FRANCE: Discrimination fuels riots

November 9, 2005
Issue 

On November 4, riots continued for the ninth consecutive night as young people, many with African and Arab backgrounds, set fire to cars and buildings in Paris's poor, migrant-populated suburbs.

The riots were sparked on October 27 when two teenagers of African origin were accidentally electrocuted as they fled police. Anger at these deaths boiled over among young people fed up with unemployment, poverty, run-down public housing and police harassment.

Reuters reported on November 4 that unrest had spread to areas outside Paris, including to Rouen in the north, Dijon in the east and Marseille in France's south. Hundreds of people have been detained.

Interior minister Nicolas Sarkozy responded to the violence with a "zero tolerance" approach, installing a massive police presence in the area. He has inflamed tensions by calling rioters "scum" and declaring his intention to "clean out" the troubled suburbs.

The London Guardian reported on November 1 that Sarkozy, a leading presidential candidate for the 2007 election, "said 17 companies of CRS riot police would be assigned permanently to difficult neighbourhoods, along with seven mobile police squads. Plainclothes agents will be sent on to some estates to 'identify gang leaders, traffickers and big shots', he added, promising a 'national plan' to deal with delinquency by the end of the year."

Police have fired tear gas cannisters and rubber bullets at the youths and there have been many accusations of police provocation and harassment. On November 3, Reuters reported one black youth as saying: "It's because of the police that this is going on ... They are too violent. That's not what their job is."

On November 1, Dominique Sopo, the president of anti-racism group SOS-Racism, called for a massive investment plan to redress poverty and discrimination in Paris's suburbs. According to the November 4 San Francisco Chronicle, Sopo said: "This isn't a question of failed integration, since many of these youths are second- and third-generation immigrants — they're French.

"But this situation reflects endemic discrimination — in jobs, in housing, in education — that exists against French of immigrant origin."
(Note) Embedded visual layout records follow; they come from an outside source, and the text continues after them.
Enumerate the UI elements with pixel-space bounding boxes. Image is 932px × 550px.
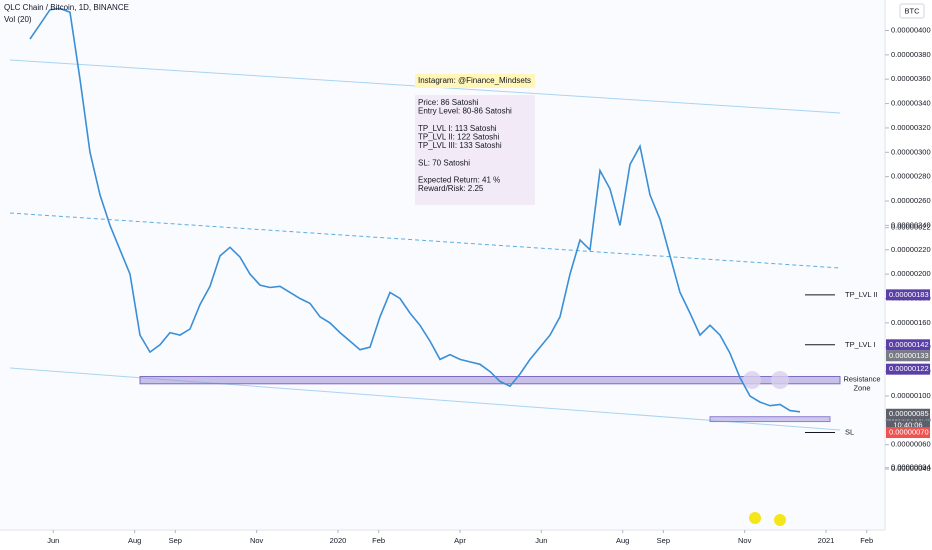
price-tag xyxy=(886,350,930,362)
y-tick-label: 0.00000200 xyxy=(891,269,931,278)
x-tick-label: Jun xyxy=(47,536,59,545)
level-label: TP_LVL I xyxy=(845,340,875,349)
highlight xyxy=(743,371,761,389)
x-tick-label: Feb xyxy=(860,536,873,545)
level-label: SL xyxy=(845,428,854,437)
currency-label: BTC xyxy=(905,6,921,15)
countdown: 10:40:06 xyxy=(893,421,922,430)
y-tick-label: 0.00000060 xyxy=(891,440,931,449)
level-label: TP_LVL II xyxy=(845,290,878,299)
note-line: SL: 70 Satoshi xyxy=(418,158,470,167)
chart-title: QLC Chain / Bitcoin, 1D, BINANCE xyxy=(4,3,129,12)
price-tag xyxy=(886,289,930,301)
y-tick-label: 0.00000100 xyxy=(891,391,931,400)
x-tick-label: Nov xyxy=(738,536,752,545)
y-tick-label: 0.00000400 xyxy=(891,25,931,34)
y-tick-label: 0.00000080 xyxy=(891,415,931,424)
y2-tick-label: 0.00000022 xyxy=(891,223,931,232)
y-tick-label: 0.00000160 xyxy=(891,318,931,327)
y-tick-label: 0.00000220 xyxy=(891,245,931,254)
x-tick-label: Sep xyxy=(657,536,670,545)
resistance-zone xyxy=(139,375,841,385)
price-tag-label: 0.00000122 xyxy=(889,364,929,373)
x-tick-label: Feb xyxy=(372,536,385,545)
note-line: Entry Level: 80-86 Satoshi xyxy=(418,107,512,116)
price-tag-label: 0.00000142 xyxy=(889,340,929,349)
x-tick-label: 2020 xyxy=(330,536,347,545)
y-tick-label: 0.00000360 xyxy=(891,74,931,83)
note-line: Price: 86 Satoshi xyxy=(418,98,479,107)
x-tick-label: Nov xyxy=(250,536,264,545)
price-axis-panel xyxy=(885,0,932,550)
x-tick-label: Jun xyxy=(535,536,547,545)
price-tag xyxy=(886,427,930,439)
y2-tick-label: 0.00000004 xyxy=(891,463,931,472)
note-line: Expected Return: 41 % xyxy=(418,176,500,185)
note-line: Reward/Risk: 2.25 xyxy=(418,184,484,193)
currency-badge[interactable] xyxy=(899,3,925,19)
note-line: TP_LVL I: 113 Satoshi xyxy=(418,124,497,133)
highlight xyxy=(749,512,761,524)
price-tag xyxy=(886,363,930,375)
price-tag xyxy=(886,408,930,420)
note-header: Instagram: @Finance_Mindsets xyxy=(418,76,531,85)
countdown-bg xyxy=(886,420,930,432)
y-tick-label: 0.00000340 xyxy=(891,99,931,108)
zone-label: Resistance xyxy=(843,374,880,383)
x-tick-label: Aug xyxy=(128,536,141,545)
highlight xyxy=(771,371,789,389)
y-tick-label: 0.00000300 xyxy=(891,147,931,156)
support-zone xyxy=(709,416,831,423)
price-tag xyxy=(886,339,930,351)
x-tick-label: Aug xyxy=(616,536,629,545)
y-tick-label: 0.00000260 xyxy=(891,196,931,205)
note-line: TP_LVL II: 122 Satoshi xyxy=(418,133,500,142)
y-tick-label: 0.00000320 xyxy=(891,123,931,132)
note-line: TP_LVL III: 133 Satoshi xyxy=(418,141,502,150)
x-tick-label: 2021 xyxy=(818,536,835,545)
zone-label: Zone xyxy=(853,383,870,392)
price-tag-label: 0.00000133 xyxy=(889,351,929,360)
y-tick-label: 0.00000240 xyxy=(891,220,931,229)
price-line xyxy=(29,7,801,413)
price-tag-label: 0.00000183 xyxy=(889,290,929,299)
y-tick-label: 0.00000280 xyxy=(891,172,931,181)
note-box xyxy=(415,95,535,205)
note-header-bg xyxy=(415,74,535,88)
x-tick-label: Sep xyxy=(169,536,182,545)
axis-layer: 0.00000400 0.00000380 0.00000360 0.00000340… xyxy=(47,25,930,545)
y-tick-label: 0.00000040 xyxy=(891,464,931,473)
price-tag-label: 0.00000070 xyxy=(889,428,929,437)
indicator-label: Vol (20) xyxy=(4,15,32,24)
channel-mid xyxy=(9,212,841,269)
y-tick-label: 0.00000380 xyxy=(891,50,931,59)
x-tick-label: Apr xyxy=(454,536,466,545)
price-tag-label: 0.00000085 xyxy=(889,409,929,418)
highlight xyxy=(774,514,786,526)
plot-background xyxy=(0,0,885,530)
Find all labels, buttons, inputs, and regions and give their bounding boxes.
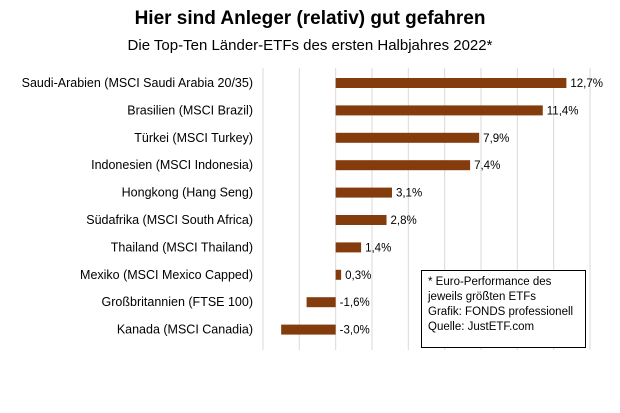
bar bbox=[335, 78, 567, 88]
source-note-box: * Euro-Performance des jeweils größten E… bbox=[421, 270, 586, 348]
value-labels: 12,7% 11,4% 7,9% 7,4% 3,1% 2,8% 1,4% 0,3% -1,6% -… bbox=[340, 78, 603, 337]
bar bbox=[335, 132, 480, 143]
bar bbox=[335, 269, 342, 280]
note-line-footnote: * Euro-Performance des bbox=[428, 276, 552, 288]
value-label: 2,8% bbox=[391, 215, 417, 227]
value-label: -3,0% bbox=[340, 325, 370, 337]
category-label: Mexiko (MSCI Mexico Capped) bbox=[80, 268, 253, 282]
chart-title: Hier sind Anleger (relativ) gut gefahren bbox=[134, 8, 486, 29]
value-label: 0,3% bbox=[345, 270, 371, 282]
category-label: Hongkong (Hang Seng) bbox=[122, 186, 253, 200]
bar bbox=[335, 215, 387, 225]
note-line-source: Quelle: JustETF.com bbox=[428, 321, 535, 333]
chart-subtitle: Die Top-Ten Länder-ETFs des ersten Halbj… bbox=[127, 37, 493, 54]
category-labels: Saudi-Arabien (MSCI Saudi Arabia 20/35) B… bbox=[22, 76, 253, 337]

The Chronicle also quoted the mayor of the riot-hit Parisian suburb of Sevran, Stephane Gatignon, who pointed out that the suburb has an unemployment rate of nearly 19% (almost twice the national average). More than 30% of those under 25 are unemployed, which "ranks with underdeveloped nations".

According to the Chronicle, Tricy Itashi, a high school student from the Democratic Republic of Congo who knows some of the rioters, said: "As a black and a foreigner, you don't have many choices."

From Green Left Weekly, November 9, 2005.